ECON7002 - Economics of Finance


This module is available in Term 1


The aim of this course is to provide a comprehensive introduction to the modern theory of finance. The module will cover the most important theories explaining the formulation of prices of financial assets and the role of financial markets in the optimal allocation of risk bearing.  Students will develop an understanding of the economics and characteristics of the main financial assets.
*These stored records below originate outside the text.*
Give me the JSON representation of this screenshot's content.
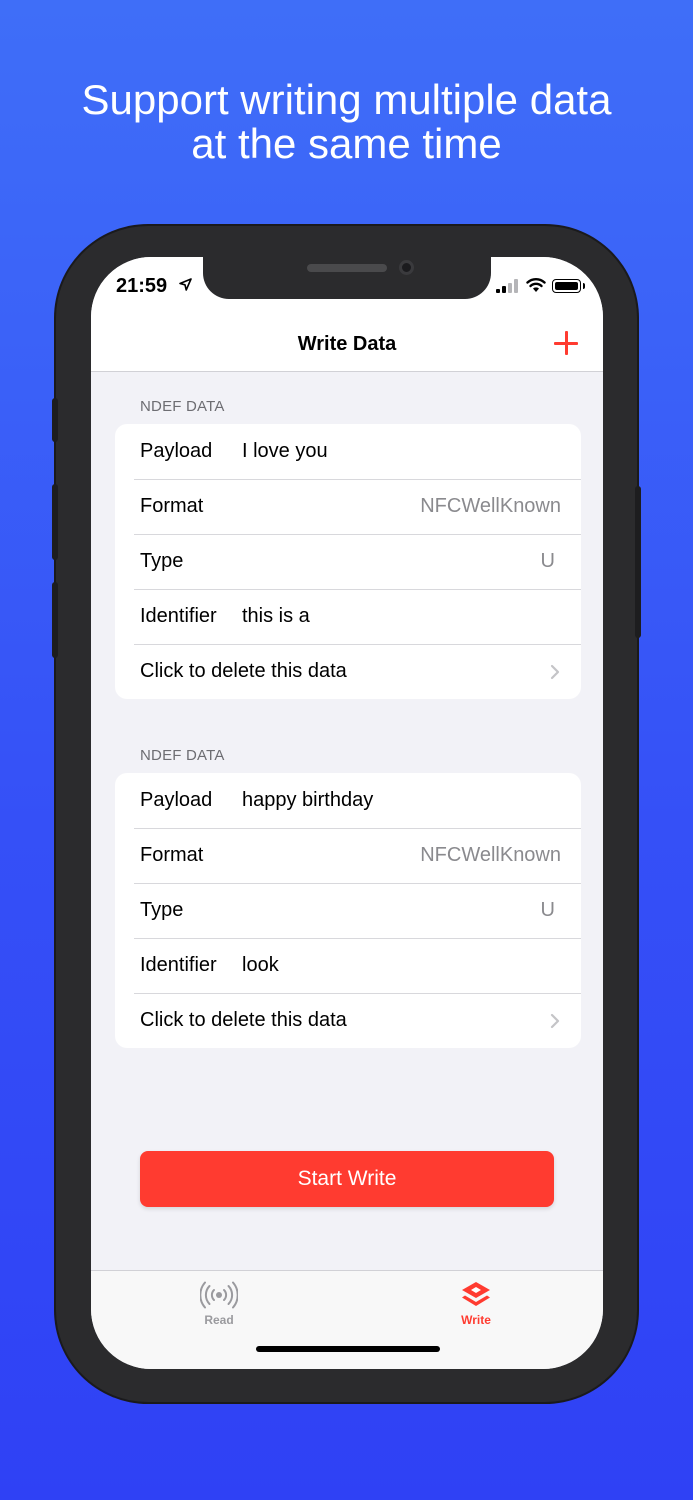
{
  "headline": {
    "line1": "Support writing multiple data",
    "line2": "at the same time"
  },
  "status_bar": {
    "time": "21:59"
  },
  "navbar": {
    "title": "Write Data",
    "add_icon": "plus-icon"
  },
  "sections": [
    {
      "header": "NDEF DATA",
      "rows": {
        "payload_label": "Payload",
        "payload_value": "I love you",
        "format_label": "Format",
        "format_value": "NFCWellKnown",
        "type_label": "Type",
        "type_value": "U",
        "identifier_label": "Identifier",
        "identifier_value": "this is a",
        "delete_label": "Click to delete this data"
      }
    },
    {
      "header": "NDEF DATA",
      "rows": {
        "payload_label": "Payload",
        "payload_value": "happy birthday",
        "format_label": "Format",
        "format_value": "NFCWellKnown",
        "type_label": "Type",
        "type_value": "U",
        "identifier_label": "Identifier",
        "identifier_value": "look",
        "delete_label": "Click to delete this data"
      }
    }
  ],
  "start_button": {
    "label": "Start Write"
  },
  "tabs": [
    {
      "label": "Read",
      "icon": "nfc-signal-icon",
      "active": false
    },
    {
      "label": "Write",
      "icon": "write-layers-icon",
      "active": true
    }
  ],
  "colors": {
    "accent": "#ff3b30",
    "background_top": "#3f6ef8",
    "background_bottom": "#2f41f5",
    "secondary_text": "#8a8a8e"
  }
}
On successful completion of the module, students should be familiar with the basic principles and concepts in finance, including:

  • Equilibrium asset pricing and absence of arbitrage;
  • Optimal portfolio selection and Factor Pricing Models;
  • Derivatives and Corporate Finance.
Taught by:
Rodrigo Guimaraes
Assessment: 20 hours of lectures, 4 compulsory tutorial classes with 4 accompanying problem sets. 2-hour unseen written examination in Term 3. Affiliate students leaving in December will take a 2-hour written examination set up by the Department at the end of Term 1.
Suitable for:

Final year Economics (L100/L101), Econ/Geog (LL17), Phil/Econ (VL51), Econ/Stats (LG13), Math/Econ (G1L1/G1LC) and SCORE (GLN0) students.

2nd year students can also take this module but should note the pre-requisites below. The course is an application of the core microeconomic concepts to pricing under uncertainty so students less familiar with them will find the course very challenging (feedback from both non-economics and 2nd year economics students).
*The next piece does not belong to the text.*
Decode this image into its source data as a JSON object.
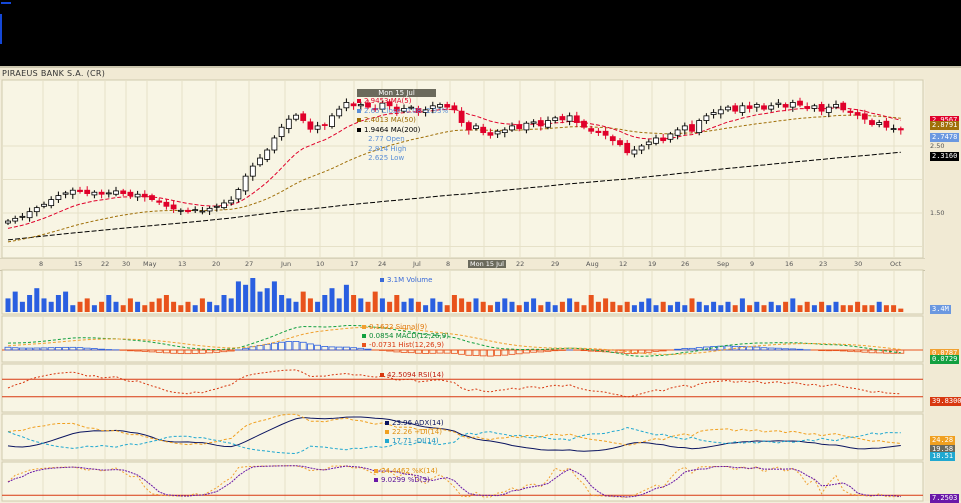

Prerequisites: Students should have taken, or be concurrently taking, ECON2001: Microeconomics or STAT3004: Decision and Risk. This module requires some knowledge of calculus, (computation of derivatives and simple constrained maximisation) and statistics (computation of expectations, covariance and variance), and students should be familiar with the concepts of marginal utility, marginal rates of substitution, computation of the competitive equilibrium economy and welfare analysis.